Assume that the partnership agreement specifies that in such a case the difference is divided according to the ratio of their capital interests after allocating net income and closing their drawing accounts. On this basis, Partner A's capital account is credited for $6,000 and Partner B's is credited for $4,000.

The entry in the books of the partnership is as follows:

|  | Debit | Credit |
|---|---|---|
| Partner C, Capital | 30,000 |  |
| Cash |  | 20,000 |
| Partner A, Capital |  | 6,000 |
| Partner B, Capital |  | 4,000 |

If a retiring partner withdraws more than the amount in his capital account, the transaction will decrease the capital accounts of the remaining partners. The excess of the amount withdrawn over retiring partner's equity in the partnership is divided between the remaining partners on the basis stated in the partnership agreement.

==Purchasing of partner's interest==

When a partner retires from the business, the partner's interest may be purchased directly by one or more of the remaining partners or by an outside party. If the retiring partner's interest is sold to one of the remaining partners, the retiring partner's equity is merely transferred to the other partner.

For example, assume that Partner C's equity is sold to Partner B. The entry for the transaction on the books of the partnership is as follows:

|  | Debit | Credit |
|---|---|---|
| Partner C, Capital | 30,000 |  |
| Partner B, Capital |  | 30,000 |

The amount paid to Partner C by Partner B is a personal transaction and has no effect on the above entry. Any gain or loss resulting from the transaction is a personal gain or loss of the withdrawing partner and not of the business.
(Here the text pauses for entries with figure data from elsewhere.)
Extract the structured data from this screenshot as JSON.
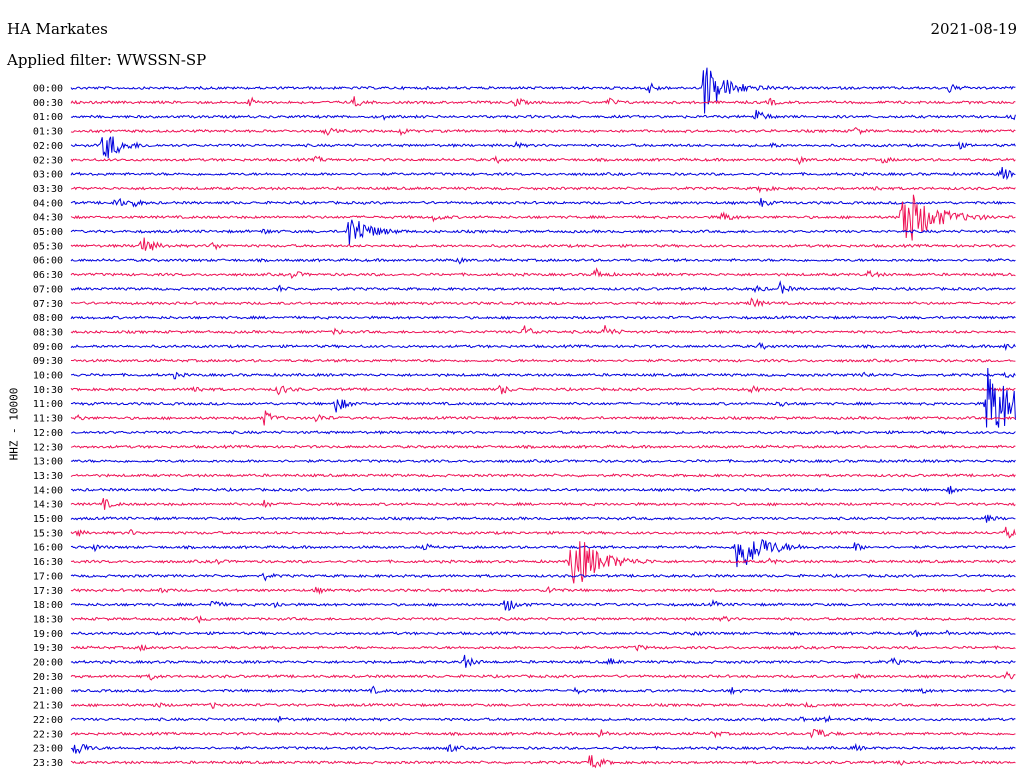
{
  "header": {
    "station": "HA Markates",
    "date": "2021-08-19",
    "filter": "Applied filter: WWSSN-SP"
  },
  "chart_data": {
    "type": "helicorder",
    "title": "HA Markates",
    "channel_label": "HHZ - 10000",
    "date": "2021-08-19",
    "colors": [
      "#0000dd",
      "#ee1155"
    ],
    "rows": [
      {
        "time": "00:00",
        "events": [
          [
            61,
            2.2
          ],
          [
            67,
            9
          ],
          [
            93,
            1.5
          ]
        ]
      },
      {
        "time": "00:30",
        "events": [
          [
            19,
            1.5
          ],
          [
            30,
            1.7
          ],
          [
            47,
            1.7
          ],
          [
            57,
            1.5
          ],
          [
            74,
            1.2
          ]
        ]
      },
      {
        "time": "01:00",
        "events": [
          [
            33,
            0.8
          ],
          [
            72.5,
            2.5
          ],
          [
            99.5,
            1.2
          ]
        ]
      },
      {
        "time": "01:30",
        "events": [
          [
            27,
            1.3
          ],
          [
            35,
            1.2
          ],
          [
            83,
            1.3
          ]
        ]
      },
      {
        "time": "02:00",
        "events": [
          [
            3.5,
            6
          ],
          [
            47,
            1.0
          ],
          [
            74,
            1.0
          ],
          [
            94,
            1.0
          ]
        ]
      },
      {
        "time": "02:30",
        "events": [
          [
            26,
            1.0
          ],
          [
            45,
            1.0
          ],
          [
            77,
            1.2
          ],
          [
            86,
            1.1
          ]
        ]
      },
      {
        "time": "03:00",
        "events": [
          [
            98.5,
            2.5
          ]
        ]
      },
      {
        "time": "03:30",
        "events": [
          [
            73,
            1.6
          ],
          [
            85,
            1.0
          ]
        ]
      },
      {
        "time": "04:00",
        "events": [
          [
            4.7,
            2.0
          ],
          [
            6.5,
            1.6
          ],
          [
            73,
            1.5
          ]
        ]
      },
      {
        "time": "04:30",
        "events": [
          [
            38.5,
            1.4
          ],
          [
            69,
            2.0
          ],
          [
            88,
            12
          ]
        ]
      },
      {
        "time": "05:00",
        "events": [
          [
            29.5,
            7
          ],
          [
            20.5,
            1.0
          ]
        ]
      },
      {
        "time": "05:30",
        "events": [
          [
            7.5,
            3.5
          ],
          [
            15,
            1.5
          ]
        ]
      },
      {
        "time": "06:00",
        "events": [
          [
            41,
            1.0
          ]
        ]
      },
      {
        "time": "06:30",
        "events": [
          [
            23.5,
            1.5
          ],
          [
            55.5,
            2.0
          ],
          [
            84.5,
            1.5
          ]
        ]
      },
      {
        "time": "07:00",
        "events": [
          [
            22,
            1.0
          ],
          [
            72.5,
            1.2
          ],
          [
            75,
            2.0
          ]
        ]
      },
      {
        "time": "07:30",
        "events": [
          [
            72,
            2.0
          ]
        ]
      },
      {
        "time": "08:00",
        "events": []
      },
      {
        "time": "08:30",
        "events": [
          [
            48,
            2.2
          ],
          [
            56.5,
            2.2
          ],
          [
            28,
            1.0
          ]
        ]
      },
      {
        "time": "09:00",
        "events": [
          [
            73,
            1.0
          ],
          [
            99,
            1.2
          ]
        ]
      },
      {
        "time": "09:30",
        "events": []
      },
      {
        "time": "10:00",
        "events": [
          [
            11,
            1.0
          ],
          [
            84,
            1.0
          ],
          [
            99,
            1.0
          ]
        ]
      },
      {
        "time": "10:30",
        "events": [
          [
            13,
            1.5
          ],
          [
            22,
            2.0
          ],
          [
            45.5,
            1.8
          ],
          [
            72,
            1.2
          ]
        ]
      },
      {
        "time": "11:00",
        "events": [
          [
            28,
            3.0
          ],
          [
            75,
            1.2
          ],
          [
            97,
            14
          ]
        ]
      },
      {
        "time": "11:30",
        "events": [
          [
            0.5,
            1.2
          ],
          [
            20.5,
            2.4
          ],
          [
            26,
            1.6
          ]
        ]
      },
      {
        "time": "12:00",
        "events": []
      },
      {
        "time": "12:30",
        "events": []
      },
      {
        "time": "13:00",
        "events": []
      },
      {
        "time": "13:30",
        "events": []
      },
      {
        "time": "14:00",
        "events": [
          [
            93,
            1.2
          ]
        ]
      },
      {
        "time": "14:30",
        "events": [
          [
            3.5,
            1.8
          ],
          [
            20.5,
            1.2
          ]
        ]
      },
      {
        "time": "15:00",
        "events": [
          [
            97,
            1.3
          ]
        ]
      },
      {
        "time": "15:30",
        "events": [
          [
            0.7,
            1.0
          ],
          [
            6.2,
            1.0
          ],
          [
            99,
            2.0
          ]
        ]
      },
      {
        "time": "16:00",
        "events": [
          [
            70.5,
            10
          ],
          [
            83,
            1.5
          ],
          [
            2.5,
            1.0
          ],
          [
            37.5,
            1.0
          ]
        ]
      },
      {
        "time": "16:30",
        "events": [
          [
            53,
            11
          ],
          [
            15.5,
            0.8
          ],
          [
            74,
            1.0
          ]
        ]
      },
      {
        "time": "17:00",
        "events": [
          [
            20.5,
            1.2
          ]
        ]
      },
      {
        "time": "17:30",
        "events": [
          [
            50.5,
            1.5
          ],
          [
            26,
            1.0
          ],
          [
            9.5,
            1.0
          ]
        ]
      },
      {
        "time": "18:00",
        "events": [
          [
            46,
            2.8
          ],
          [
            15,
            1.5
          ],
          [
            21.5,
            1.2
          ],
          [
            68,
            1.0
          ]
        ]
      },
      {
        "time": "18:30",
        "events": [
          [
            13.5,
            1.0
          ],
          [
            69,
            1.0
          ]
        ]
      },
      {
        "time": "19:00",
        "events": [
          [
            66,
            1.0
          ],
          [
            89.5,
            1.0
          ],
          [
            92.5,
            1.0
          ]
        ]
      },
      {
        "time": "19:30",
        "events": [
          [
            7.5,
            1.0
          ],
          [
            60,
            1.0
          ]
        ]
      },
      {
        "time": "20:00",
        "events": [
          [
            41.5,
            2.5
          ],
          [
            57,
            1.2
          ],
          [
            87,
            1.2
          ]
        ]
      },
      {
        "time": "20:30",
        "events": [
          [
            8.5,
            1.0
          ],
          [
            83,
            1.0
          ],
          [
            99,
            1.2
          ]
        ]
      },
      {
        "time": "21:00",
        "events": [
          [
            32,
            1.0
          ],
          [
            53.5,
            1.0
          ],
          [
            70,
            1.0
          ],
          [
            90,
            1.0
          ]
        ]
      },
      {
        "time": "21:30",
        "events": [
          [
            9,
            1.0
          ],
          [
            15,
            1.0
          ],
          [
            78,
            1.0
          ]
        ]
      },
      {
        "time": "22:00",
        "events": [
          [
            22,
            1.0
          ],
          [
            77,
            1.2
          ],
          [
            80,
            1.2
          ]
        ]
      },
      {
        "time": "22:30",
        "events": [
          [
            56,
            1.5
          ],
          [
            68,
            1.2
          ],
          [
            78.5,
            3.0
          ]
        ]
      },
      {
        "time": "23:00",
        "events": [
          [
            0.5,
            3.0
          ],
          [
            40,
            1.5
          ],
          [
            83,
            1.0
          ]
        ]
      },
      {
        "time": "23:30",
        "events": [
          [
            55,
            3.0
          ],
          [
            88,
            1.0
          ]
        ]
      }
    ]
  }
}
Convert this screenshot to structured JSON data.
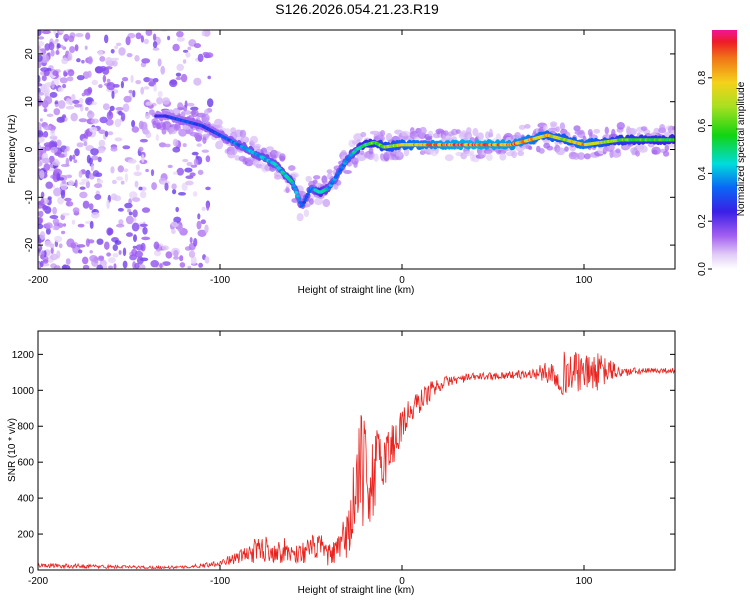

If the retiring partner's interest is purchased by an outside party, the retiring partner's equity is transferred to the capital account of the new partner, Partner D.

|  | Debit | Credit |
|---|---|---|
| Partner C, Capital | 30,000 |  |
| Partner D, Capital |  | 30,000 |

The amount paid to Partner C by Partner D is also a personal transaction and has no effect on the above entry.

==Death of a partner==

The death of a partner dissolves the partnership. On the date of death, the accounts are closed and the net income for the year to date is allocated to the partners' capital accounts. Most agreements call for an audit and revaluation of the assets at this time. The balance of the deceased partner's capital account is then transferred to a liability account with the deceased's estate.

==Liquidation of a partnership==

Liquidation of a partnership generally means that the assets are sold, liabilities are paid, and the remaining cash or other assets are distributed to the partners.

When normal operations are discontinued, adjusting and closing entries are made. Thus, only the assets, liabilities and partners' equity accounts remain open.

If non-cash assets are sold for more than their book value, a gain on the sale is recognized. The gain is allocated to the partners' capital accounts according to the partnership agreement.

If non-cash assets are sold for less than their book value, a loss on the sale is recognized. The loss is allocated to the partners' capital accounts according to the partnership agreement.

==US tax forms==

===Schedule M-1===

====Purpose of Schedule M-1====

U.S. Return of Partnership Income (IRS Form 1065) contains, among others, Schedule M-1.

The purpose of Schedule M-1 is reconciliation of income (loss) per accounting books with income (loss) per return of the partnership.
In other words, it means reconciliation of accounting income with taxable income, because not all accounting income is taxable.

Schedule M-1 starts with net income (loss) per books. Adjustments are made for guaranteed payments, as well as for depreciation and other expenses.
As a result, accounting income of a partnership is adjusted, or reconciled, to taxable income.